La cosa comenzó en 1977 durante el estreno de una obra de ciencia ficción llamada De aquí a la transición, a la que siguieron otras comedias costumbristas, en las que millones de personas creían que podían decidir algo metiendo un papel en una urna, en tanto por los medios de comunicación (en manos del ejército, la iglesia católica, la monarquía y la banca privada), se daban clases de anticomunismo visceral para que, si salían elegidos seres de tamaña ralea, fueran rápidamente eliminados, bien por medio de comandos salidos de la nunca extinta policía política, bien con algunas mesnadas de incontrolados manejados y pagados desde arriba.
Derrotado el bloque soviético, compradas las conciencias de ex rojos de todos conocidos que hoy balan en el PSOE (López Garrido, Almeida, Kindelán, Carrillo, Sartorius y demás ovinos políticos), relegadas las ideas socialistas, vencido y derrotado el ejército de la cordura y la dignidad, la democracia, por fin, había llegado a España.

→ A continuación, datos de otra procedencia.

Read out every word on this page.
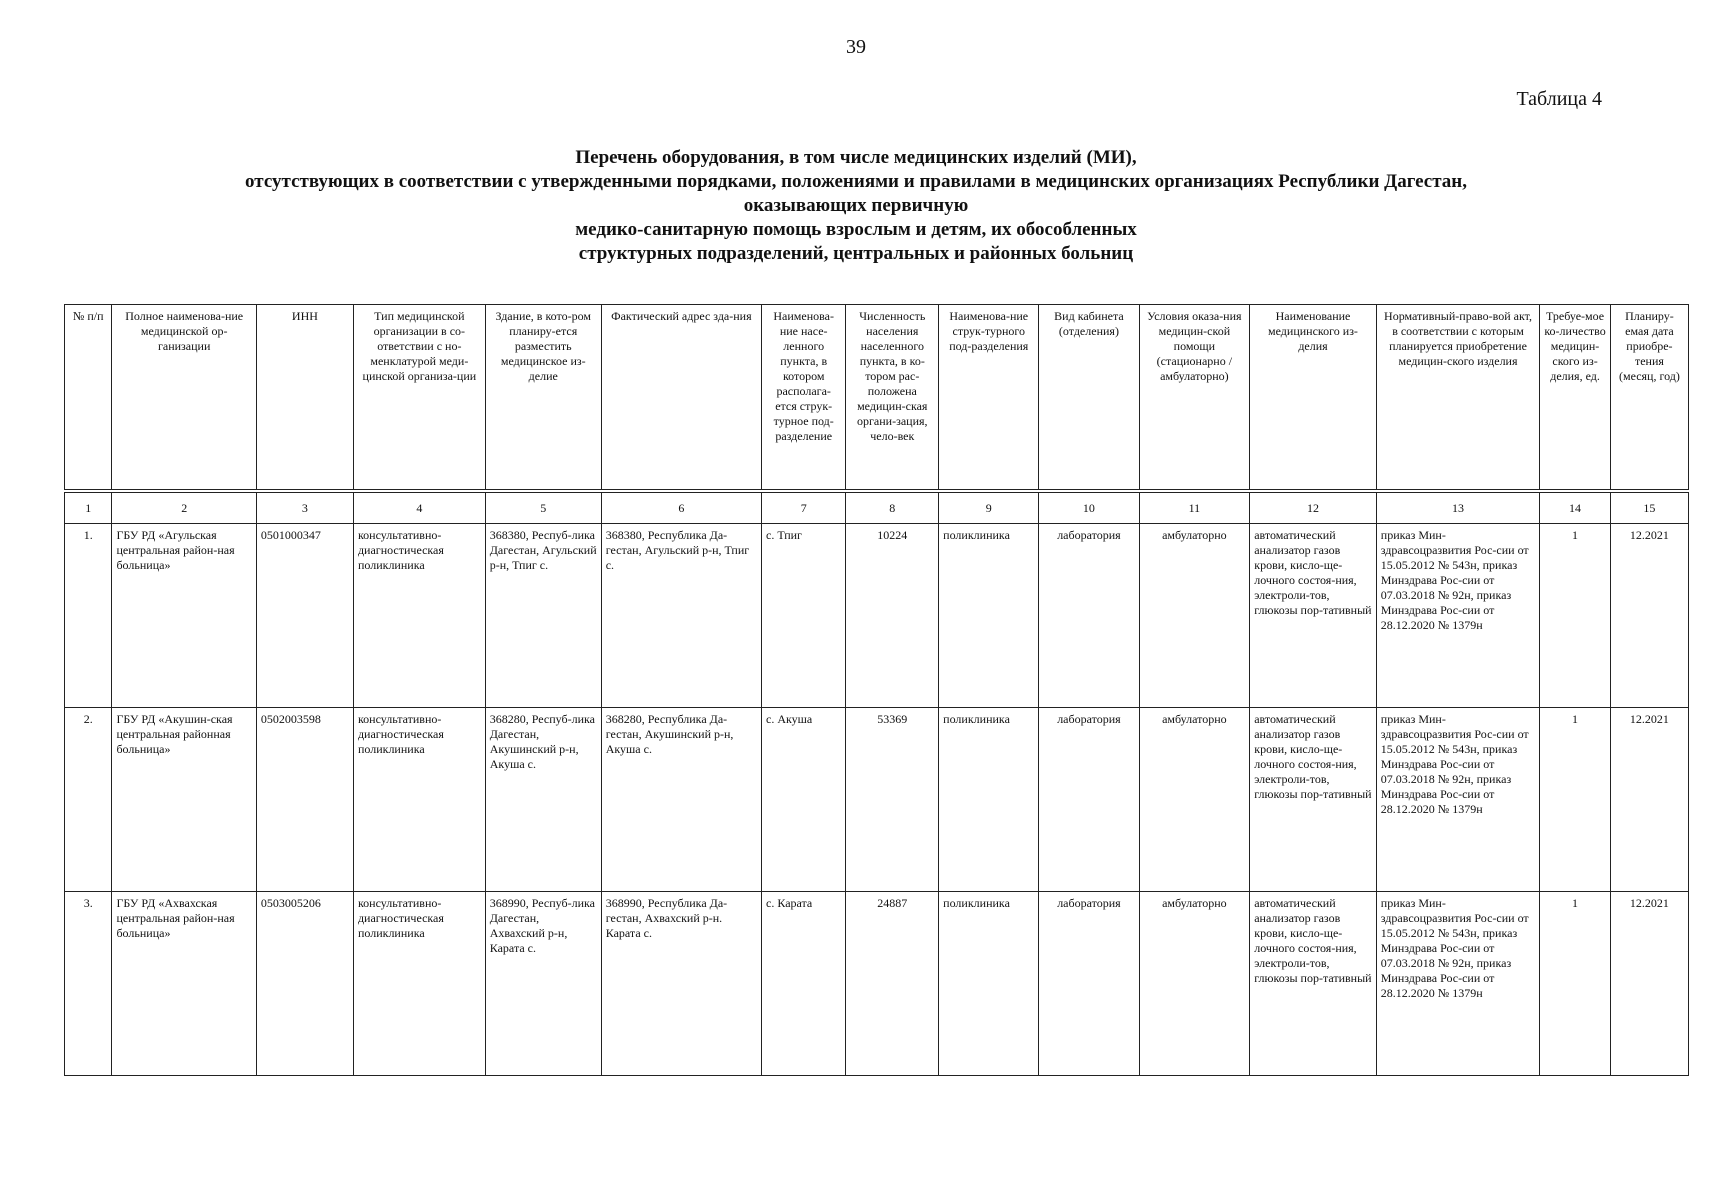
39
Таблица 4
Перечень оборудования, в том числе медицинских изделий (МИ),
отсутствующих в соответствии с утвержденными порядками, положениями и правилами в медицинских организациях Республики Дагестан,
оказывающих первичную
медико-санитарную помощь взрослым и детям, их обособленных
структурных подразделений, центральных и районных больниц
№ п/п	Полное наименова-ние медицинской ор-ганизации	ИНН	Тип медицинской организации в со-ответствии с но-менклатурой меди-цинской организа-ции	Здание, в кото-ром планиру-ется разместить медицинское из-делие	Фактический адрес зда-ния	Наименова-ние насе-ленного пункта, в котором располага-ется струк-турное под-разделение	Численность населения населенного пункта, в ко-тором рас-положена медицин-ская органи-зация, чело-век	Наименова-ние струк-турного под-разделения	Вид кабинета (отделения)	Условия оказа-ния медицин-ской помощи (стационарно / амбулаторно)	Наименование медицинского из-делия	Нормативный-право-вой акт, в соответствии с которым планируется приобретение медицин-ского изделия	Требуе-мое ко-личество медицин-ского из-делия, ед.	Планиру-емая дата приобре-тения (месяц, год)

1	2	3	4	5	6	7	8	9	10	11	12	13	14	15
1.	ГБУ РД «Агульская центральная район-ная больница»	0501000347	консультативно-диагностическая поликлиника	368380, Респуб-лика Дагестан, Агульский р-н, Тпиг с.	368380, Республика Да-гестан, Агульский р-н, Тпиг с.	с. Тпиг	10224	поликлиника	лаборатория	амбулаторно	автоматический анализатор газов крови, кисло-ще-лочного состоя-ния, электроли-тов, глюкозы пор-тативный	приказ Мин-здравсоцразвития Рос-сии от 15.05.2012 № 543н, приказ Минздрава Рос-сии от 07.03.2018 № 92н, приказ Минздрава Рос-сии от 28.12.2020 № 1379н	1	12.2021
2.	ГБУ РД «Акушин-ская центральная районная больница»	0502003598	консультативно-диагностическая поликлиника	368280, Респуб-лика Дагестан, Акушинский р-н, Акуша с.	368280, Республика Да-гестан, Акушинский р-н, Акуша с.	с. Акуша	53369	поликлиника	лаборатория	амбулаторно	автоматический анализатор газов крови, кисло-ще-лочного состоя-ния, электроли-тов, глюкозы пор-тативный	приказ Мин-здравсоцразвития Рос-сии от 15.05.2012 № 543н, приказ Минздрава Рос-сии от 07.03.2018 № 92н, приказ Минздрава Рос-сии от 28.12.2020 № 1379н	1	12.2021
3.	ГБУ РД «Ахвахская центральная район-ная больница»	0503005206	консультативно-диагностическая поликлиника	368990, Респуб-лика Дагестан, Ахвахский р-н, Карата с.	368990, Республика Да-гестан, Ахвахский р-н. Карата с.	с. Карата	24887	поликлиника	лаборатория	амбулаторно	автоматический анализатор газов крови, кисло-ще-лочного состоя-ния, электроли-тов, глюкозы пор-тативный	приказ Мин-здравсоцразвития Рос-сии от 15.05.2012 № 543н, приказ Минздрава Рос-сии от 07.03.2018 № 92н, приказ Минздрава Рос-сии от 28.12.2020 № 1379н	1	12.2021
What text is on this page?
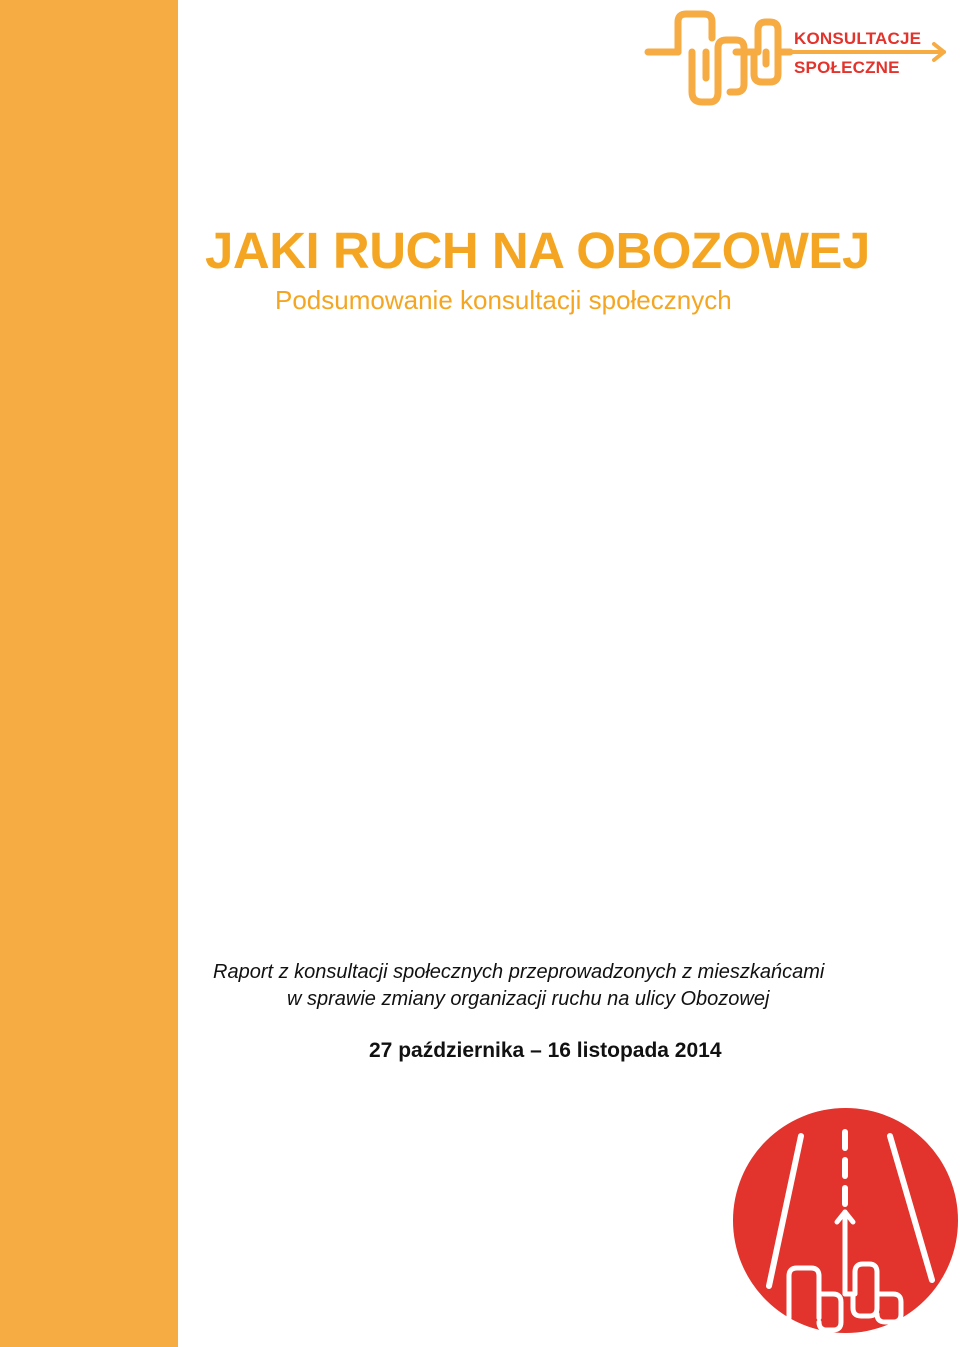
KONSULTACJE
SPOŁECZNE
JAKI RUCH NA OBOZOWEJ
Podsumowanie konsultacji społecznych

Raport z konsultacji społecznych przeprowadzonych z mieszkańcami

w sprawie zmiany organizacji ruchu na ulicy Obozowej

27 października – 16 listopada 2014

Y es que estamos viviendo tiempos democráticos por cojones, en los que las fuerzas de seguridad de la Banca privada, la Monarquía, la Justicia abrazada al telescopio que, en forma de pene, le une al Gobierno, la hipocresía, la defensa de la tortura, el genocidio y demás virtudes democráticas, se enseñan a los adolescentes a hostiazo limpio. Como debe de ser en democracia. Por ello, Garzón & his Puppets, grupo de reggaetón a lo bestia, que entienden perfectamente dónde viven, se dedican a encerrar al mensajero, a meter en la cárcel a personas contra las que se inventan cargos y más cargos, en una patética tragicomedia llamada España es mía, mientras San Francisco Franco, en un recoleto pastizal, se aparece a unos pastorcillos, empalmado y con el culo al aire, queriendo follarse a todos los que no comulgamos que la democracia que él bendijo, antes de irse al Valle de los Caídos por Dios y por la Patria.
Ese y no otro, es el escenario actual en el que los mediocres siguen siendo las obedientes marionetas, a las que aplauden muchos intelectuales sin escrúpulos. Todos a la cárcel, que en España empieza a amanecer.